Editorial

Liebe CREVELTer,

„Die Grenzen meiner Sprache sind die Grenzen meiner Welt“, das schrieb der Sprachphilosoph Ludwig Wittgenstein. Er verlieh damit einer Erkenntnis Ausdruck, die das Denken im 20. Jahrhundert auf den Kopf stellte: Unser Verständnis der Welt ist an unsere Sprache geknüpft. Wir denken immer in Sprache: Demzufolge erkennen und verstehen wir auch nur das, was wir sprachlich erfassen können. Oder auch andersherum: Die Begriffe, die wir haben, prägen wesentlich unser Denken.

Unser Gegenüber zu verstehen, heißt demnach, seine Sprache zu sprechen. Jede Sprache folgt eigenen Regeln, die in direktem Zusammenhang mit der Lebenswirklichkeit stehen, in der sie gesprochen wird. Deshalb lassen sich sprachliche Feinheiten auch nur selten eins zu eins in eine andere Sprache übersetzen. Eine andere Sprache zu erlernen, befähigt uns dazu, uns in Menschen anderer Kulturkreise zu versetzen und die Welt durch ihre Augen zu sehen. Es erweitert unser Verständnis der Welt. Für uns ist das weiße Zeug, das im Winter leider viel zu selten vom Himmel fällt, schlicht Schnee. Ein Inuit, für dessen Leben Schnee eine viel größere Bedeutung haben dürfte als für uns, wird sehr wahrscheinlich deutlich feinere Unterschiede erkennen und demnach auch benennen können. Schnee ist für ihn eben nicht einfach „Schnee“. Die Erkenntnis, dass Sprache unser Denken formt, ist auch der Ausgangspunkt für die heute so heftig tobende Diskussion um problematische Begriffe. Es macht durchaus Sinn, sich von Ausdrucksweisen zu verabschieden oder sie zu ächten, wenn sie unseren Blick auf die Welt einschränken oder gar verfälschen. Vor allem dann, wenn das zum Leidwesen von Minderheiten geschieht.

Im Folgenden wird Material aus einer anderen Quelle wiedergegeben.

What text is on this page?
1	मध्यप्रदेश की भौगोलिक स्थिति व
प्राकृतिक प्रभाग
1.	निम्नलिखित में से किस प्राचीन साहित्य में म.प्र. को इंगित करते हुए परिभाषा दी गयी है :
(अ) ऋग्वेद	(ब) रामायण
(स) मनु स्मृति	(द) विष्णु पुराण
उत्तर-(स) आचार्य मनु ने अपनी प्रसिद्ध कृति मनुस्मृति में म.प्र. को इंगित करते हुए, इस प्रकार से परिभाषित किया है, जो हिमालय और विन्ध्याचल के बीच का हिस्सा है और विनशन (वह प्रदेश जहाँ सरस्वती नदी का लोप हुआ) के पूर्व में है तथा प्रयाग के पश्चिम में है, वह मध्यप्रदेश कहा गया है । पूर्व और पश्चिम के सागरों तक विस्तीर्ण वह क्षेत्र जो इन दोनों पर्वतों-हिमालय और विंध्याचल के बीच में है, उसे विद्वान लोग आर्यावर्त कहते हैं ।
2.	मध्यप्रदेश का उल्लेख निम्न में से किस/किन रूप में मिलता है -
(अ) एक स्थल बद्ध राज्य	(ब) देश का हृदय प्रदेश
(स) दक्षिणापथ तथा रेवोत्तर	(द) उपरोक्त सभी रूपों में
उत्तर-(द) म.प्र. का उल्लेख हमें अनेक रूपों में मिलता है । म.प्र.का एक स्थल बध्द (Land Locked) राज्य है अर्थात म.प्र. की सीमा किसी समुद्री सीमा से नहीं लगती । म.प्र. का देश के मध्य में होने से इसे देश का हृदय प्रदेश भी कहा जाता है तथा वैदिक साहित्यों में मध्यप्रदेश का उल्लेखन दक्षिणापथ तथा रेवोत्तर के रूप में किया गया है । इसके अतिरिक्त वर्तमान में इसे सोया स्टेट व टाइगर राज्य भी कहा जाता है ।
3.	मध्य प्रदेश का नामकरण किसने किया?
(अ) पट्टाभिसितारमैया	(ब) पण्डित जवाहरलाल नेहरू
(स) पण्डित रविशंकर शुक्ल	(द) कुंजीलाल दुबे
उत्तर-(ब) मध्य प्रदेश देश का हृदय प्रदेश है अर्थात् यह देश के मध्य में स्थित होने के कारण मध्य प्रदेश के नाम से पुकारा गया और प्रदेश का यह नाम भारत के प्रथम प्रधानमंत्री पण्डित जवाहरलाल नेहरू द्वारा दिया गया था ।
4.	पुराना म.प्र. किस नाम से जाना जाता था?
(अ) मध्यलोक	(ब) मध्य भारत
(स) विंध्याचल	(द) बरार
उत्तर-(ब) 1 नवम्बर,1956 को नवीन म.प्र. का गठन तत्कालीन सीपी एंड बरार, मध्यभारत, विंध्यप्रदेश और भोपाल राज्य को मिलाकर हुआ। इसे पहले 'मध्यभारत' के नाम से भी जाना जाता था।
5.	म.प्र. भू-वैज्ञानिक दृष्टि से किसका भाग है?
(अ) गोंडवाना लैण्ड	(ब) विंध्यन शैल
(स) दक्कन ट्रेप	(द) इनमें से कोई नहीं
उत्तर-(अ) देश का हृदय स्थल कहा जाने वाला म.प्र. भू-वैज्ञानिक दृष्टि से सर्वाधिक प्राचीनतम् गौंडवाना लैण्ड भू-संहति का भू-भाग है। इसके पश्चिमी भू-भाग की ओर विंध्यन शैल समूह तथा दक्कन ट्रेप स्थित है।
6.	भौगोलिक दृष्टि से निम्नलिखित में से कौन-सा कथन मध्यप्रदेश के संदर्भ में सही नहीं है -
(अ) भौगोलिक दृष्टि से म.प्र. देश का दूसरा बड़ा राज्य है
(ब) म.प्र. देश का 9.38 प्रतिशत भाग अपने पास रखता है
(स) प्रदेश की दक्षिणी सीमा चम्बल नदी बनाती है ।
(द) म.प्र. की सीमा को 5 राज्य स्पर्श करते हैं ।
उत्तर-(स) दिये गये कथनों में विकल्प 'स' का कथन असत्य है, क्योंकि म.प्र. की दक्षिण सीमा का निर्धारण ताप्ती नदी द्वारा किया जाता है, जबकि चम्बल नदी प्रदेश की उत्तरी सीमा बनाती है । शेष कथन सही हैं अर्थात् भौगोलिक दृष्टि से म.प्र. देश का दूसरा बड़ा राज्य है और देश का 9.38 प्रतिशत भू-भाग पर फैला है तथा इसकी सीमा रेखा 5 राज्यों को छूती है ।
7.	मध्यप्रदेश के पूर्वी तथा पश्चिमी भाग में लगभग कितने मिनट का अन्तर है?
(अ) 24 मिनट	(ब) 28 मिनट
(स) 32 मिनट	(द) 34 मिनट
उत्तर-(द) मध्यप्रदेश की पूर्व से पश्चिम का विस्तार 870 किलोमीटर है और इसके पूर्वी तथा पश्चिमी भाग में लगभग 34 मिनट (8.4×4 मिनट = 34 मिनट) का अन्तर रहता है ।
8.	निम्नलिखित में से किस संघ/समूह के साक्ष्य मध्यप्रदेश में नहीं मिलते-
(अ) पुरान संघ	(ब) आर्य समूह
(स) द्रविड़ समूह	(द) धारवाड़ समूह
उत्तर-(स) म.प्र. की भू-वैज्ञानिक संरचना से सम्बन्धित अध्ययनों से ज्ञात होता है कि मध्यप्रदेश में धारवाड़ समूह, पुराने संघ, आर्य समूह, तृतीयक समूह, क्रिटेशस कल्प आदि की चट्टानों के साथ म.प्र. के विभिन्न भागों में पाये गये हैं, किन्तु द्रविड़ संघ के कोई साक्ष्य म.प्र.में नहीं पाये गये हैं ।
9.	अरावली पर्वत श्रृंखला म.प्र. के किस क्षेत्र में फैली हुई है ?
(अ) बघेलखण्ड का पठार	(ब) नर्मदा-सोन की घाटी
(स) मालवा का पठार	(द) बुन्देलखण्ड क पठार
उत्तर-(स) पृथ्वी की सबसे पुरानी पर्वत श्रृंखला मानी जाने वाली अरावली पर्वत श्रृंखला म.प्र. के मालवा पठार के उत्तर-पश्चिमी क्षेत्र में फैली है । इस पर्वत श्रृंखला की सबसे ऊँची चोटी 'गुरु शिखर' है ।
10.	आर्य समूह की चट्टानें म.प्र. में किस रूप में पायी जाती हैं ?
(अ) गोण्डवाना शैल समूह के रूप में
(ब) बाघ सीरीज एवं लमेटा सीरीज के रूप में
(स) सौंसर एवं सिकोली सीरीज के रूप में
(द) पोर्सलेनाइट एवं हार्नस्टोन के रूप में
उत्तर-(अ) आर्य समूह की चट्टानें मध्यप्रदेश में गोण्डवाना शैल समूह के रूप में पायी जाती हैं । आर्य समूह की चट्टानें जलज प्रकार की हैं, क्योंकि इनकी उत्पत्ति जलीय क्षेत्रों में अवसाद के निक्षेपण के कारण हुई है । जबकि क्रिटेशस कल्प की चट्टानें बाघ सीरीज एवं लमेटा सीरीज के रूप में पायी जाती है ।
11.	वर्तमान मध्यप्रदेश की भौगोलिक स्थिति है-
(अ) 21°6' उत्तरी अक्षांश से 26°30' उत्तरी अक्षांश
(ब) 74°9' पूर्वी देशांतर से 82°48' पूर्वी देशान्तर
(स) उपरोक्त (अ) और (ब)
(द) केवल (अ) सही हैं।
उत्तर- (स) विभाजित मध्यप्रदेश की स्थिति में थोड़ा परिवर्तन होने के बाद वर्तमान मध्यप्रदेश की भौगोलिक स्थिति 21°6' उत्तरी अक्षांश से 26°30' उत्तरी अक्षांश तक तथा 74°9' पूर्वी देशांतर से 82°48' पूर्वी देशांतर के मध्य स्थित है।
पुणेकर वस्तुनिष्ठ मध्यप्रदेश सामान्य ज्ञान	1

Man muss aber gar nicht nach Alaska oder nach Fernost reisen, um an Sprachgrenzen zu stoßen. Unser Oktober-Hero Wolfgang Müller, der sich mehr als die Hälfte seines Lebens mit dem Krieewelsch Platt auseinandergesetzt hat, weiß, dass es schon zwischen Hüls und Fischeln markante sprachliche Unterschiede gibt. Und dass Krieewelsch nicht einfach nur ein schön klingender Dialekt ist, sondern auch eine bestimmte Art, die Welt zu sehen. Globetrotter Sascha Stöckl wird bestätigen, dass der Kontakt mit anderen Kulturen augenöffnend ist: Aber auch, dass es ein sprachübergreifendes Verständnis zwischen Menschen gibt. Auch ohne die jeweilige Landessprache zu sprechen – oder auf das nahezu universell funktionierende Englisch zurückgreifen zu können – gelang es ihm, sich in Ländern wie dem Iran, in Saudi-Arabien, Aserbaidschan oder Tschetschenien zu verständigen. Die Erkenntnis, die er mitbrachte: „Verstehen ist immer auch Verstehenwollen“. Und der Anti-Gewalt-Trainer Marco Rhode weiß nur zu gut, dass Gewalt meist da anfängt, wo die Verständigung versagt.

Was das bedeutet? Gesellschaft und Gemeinschaft funktionieren immer nur im Dialog miteinander und jeder Dialog muss darauf gegründet sein, den anderen verstehen zu wollen: sein Denken für den Augenblick zu dem unseren zu machen, die Welt mit seinen Augen zu sehen. Man muss danach nicht einer Meinung sein, aber zumindest hat man eine gemeinsame Grundlage für die Diskussion geschaffen, anstatt nur aneinander vorbeizuschreien. Lasst uns in Dialog miteinander treten! Einen Dialog, der das Ziel hat, Grenzen aufzulösen, statt Mauern hochzuziehen!

Wir wünschen eine angenehme und vielleicht sogar erkenntnisreiche Lektüre – oder auch einfach: Viel Spaß beim Lesen!